カウンターにあるメニューを見れば、やっぱり分かるやつには分かるだろっていうスタンスのようだ。
少し腹も減っていたので軽食とグリを頼む。
赤、白、ロゼだけじゃなくグリがあるなら食事とも合うだろう。
黒コショウがしっかり効いたローストビーフが挟まれたサンドイッチと、表面を少しチーズとバターでカリッと焦がしたマッシュポテトが美味しかった。
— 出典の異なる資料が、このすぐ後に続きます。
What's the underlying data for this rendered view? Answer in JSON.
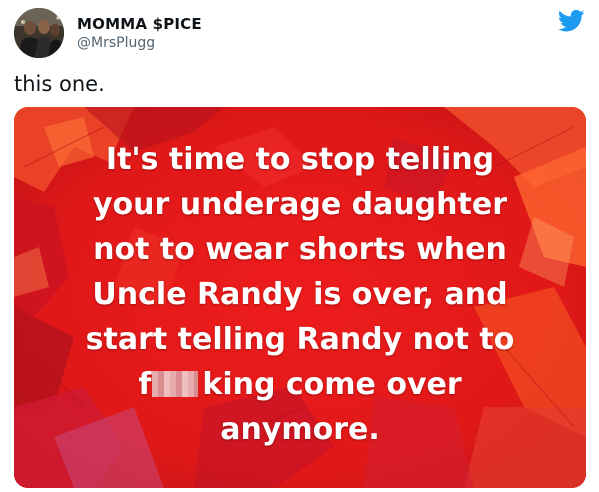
{
  "tweet": {
    "display_name": "MOMMA $PICE",
    "handle": "@MrsPlugg",
    "text": "this one."
  },
  "image": {
    "lines": [
      "It's time to stop telling",
      "your underage daughter",
      "not to wear shorts when",
      "Uncle Randy is over, and",
      "start telling Randy not to"
    ],
    "line6_start": "f",
    "line6_end": "king come over",
    "line7": "anymore."
  },
  "icons": {
    "brand": "twitter-bird-icon",
    "avatar": "profile-photo"
  },
  "colors": {
    "twitter_blue": "#1d9bf0",
    "background_red": "#e11a1a",
    "text_white": "#ffffff",
    "handle_gray": "#536471"
  }
}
さりげなくパン生地に塗られていたワサビソースが広がる口の中を、モロッコワインでさっぱりと流し込む。
やっばい、美味いわココ。
次は何を頼もうかと完全にオフの時間を楽しみ出したら後ろからチリンと音がした。
ああ、今すっごい良い所なのに…これからの時間が吉と出るか凶と出るか。
違う人間に左右されるとか…ないわ~と勝手なストレスを、入ってきた他人へと向けた。
***
軽く会釈をし、追加でカナダのトマトワインと合鴨のスモークをオーダーする。
メニューには文字の羅列で目立っていないけれど、メジャーなものに隠れてマイナーなアルコールが何種類も載っている。
なんだろうな、「これ知ってるか?」っていうようなこの店の上から目線。
偉そうなのに心地いいのが不思議だ。
隣の客は、静かにしてるならいいかと思っていたら、やっぱり常連でマスターとの会話の声が少しずつ大きくなっていく。
声の大きさは、パーソナルスペースの確保。
自分の縄張りだというアピールだ。
それにマスターが合わせるということは、こちらがお邪魔しているヨソ者だと否応なく自覚させられる。
さて、食べたら出るかと合鴨をほお張っていたら、思わぬ会話劇に触発されてしまった。
アングラの舞台で見るような会話の応酬に刺激され、むずむずとしてくる。
もはや職業病だ。
これに混じって演じたいと思うなんて、完全にオフからオンにされてしまった。
聞き耳を立てていたら、最後はなんと歌って締めやがった!
思わぬ展開にワインを噴いてしまい鼻が痛くなった。
「し、失礼…」
ゴホゴホとむせながらもマスターから出された水でどうにか落ち着けば、どこか安心したようなイイ笑顔をこちらに向けて一緒に飲もうと誘われた。
一目惚れ、ではないけれど、こっちがむせるまで笑ったことで警戒を解いた隣の彼女に、親愛の情が芽生えた。